Correspondência amorosa entre Fernando Pessoa e Ofélia Queiroz em livro
O poeta tratava a amada por “bebé” e “Nininha pequena”
O livro com a “correspondência amorosa completa” entre Fernando Pessoa e Ofélia Queiroz, mantida de 1919 até à morte do poeta, em 1935, é hoje apresentado na Casa Fernando Pessoa (CFP), em Lisboa.
O organizador do volume, Richard Zenith, assinalou à Lusa que “mais de metade das cartas de Ofélia Queiroz eram inéditas, até à presente publicação”. No total, são publicados 348 documentos, transcritos integralmente, dos quais 156 são inéditos.
Entre os inéditos de "Fernando Pessoa & Ofélia Queiroz - Correspondência amorosoa completa", estão os últimos bilhetes trocados, como o derradeiro, enviado pelo poeta a Ofélia, datado de 14 de junho de 1935, em que agradece os parabéns enviados na véspera, de forma cordial: "Muito obrigado e identicamente com saudades".
A obra reproduz cada um dos documentos, permitindo ao leitor apreciar a caligrafia do poeta. Parte deste manancial epistolar foi adquirido pelo casal brasileiro Bia e Pedro Corrêa do Lago, num leilão em Londres, “sem disputa, na época, com qualquer instituição ou colecionador privado”, como afirmam os próprios, no texto de introdução que assinam. A outra parte foi também comprada, tempos mais tarde, por este casal de colecionadores e divulgadores culturais.
No texto de apresentação da obra, Zenith afirma que esta publicação “revela factos inéditos” e “permite-nos traçar uma cronologia precisa” deste relacionamento, que qualifica como “linhas cruzadas, sem estratégia”.
Ofélia, escreve Zenith, era “alegre, transparente, direta, crente (…) quase o oposto” de Fernando Pessoa, todavia, quando se encontram, “atraem-se logo”. Conheceram-se em outubro de 1919, estava Pessoa de luto carregado pela morte do padrasto e, em novembro, já “trocam bilhetes e ele trata-a por ‘bebé’".
"Fernando Pessoa & Ofélia Queiroz", publicado pela editora brasileira Capivara, inclui um texto de Eduardo Lourenço, “Amor e Literatura”, um relato de Ofélia Queiroz, registado em 1978 pela sua sobrinha, Maria da Graça Queiroz, acerca da relação com o poeta, no qual recorda a promessa de Pessoa em lhe ensinar melhor o inglês, “depois de casados”, um testemunho da sobrinha, que atesta que, “na morte do Fernando, a Ofélia apagou-se ao mundo”, e recusou sempre dar qualquer entrevista.
Num dos documentos até agora inéditos, Fernando Pessoa trata Ofélia por “Querida Nininha pequena” e dá-lhe conta de que estará no Largo do Conde Barão [em Lisboa], à espera dela, “no recanto da padaria Inglesa”.
O tratamento entre os dois é mimado e ternurento.
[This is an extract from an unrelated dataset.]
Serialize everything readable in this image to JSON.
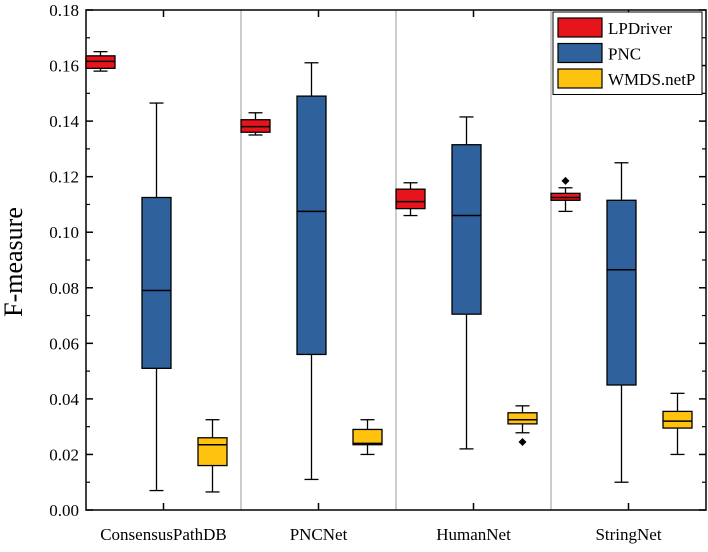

Fernando Pessoa envolve até, na relação, um dos seus heterónimos, o engenheiro Álvaro de Campos, que se dirige a Ofélia de forma cerimoniosa e refere-se a Fernando Pessoa como “abjeto e miserável indivíduo”.
Ofélia e Álvaro de Campos telefonaram-se, assim como Fernando e Ofélia, até que, em fevereiro de 1931, “'um cavalheiro anunciando-se Ricardo Reis’ lhe telefona [a Ofélia] a participar que Fernando Pessoa estava incomunicável e não aparecia antes de março”, escreve Zenith que questiona se seria esta uma “forma suave e desculpabilizadora” de Pessoa pôr um ponto final na relação amorosa. Ofélia insistirá em escrever para o seu “Nandinho” ou “Fernandinho”, como se dirigia ao poeta, mas em resultado de reatamento.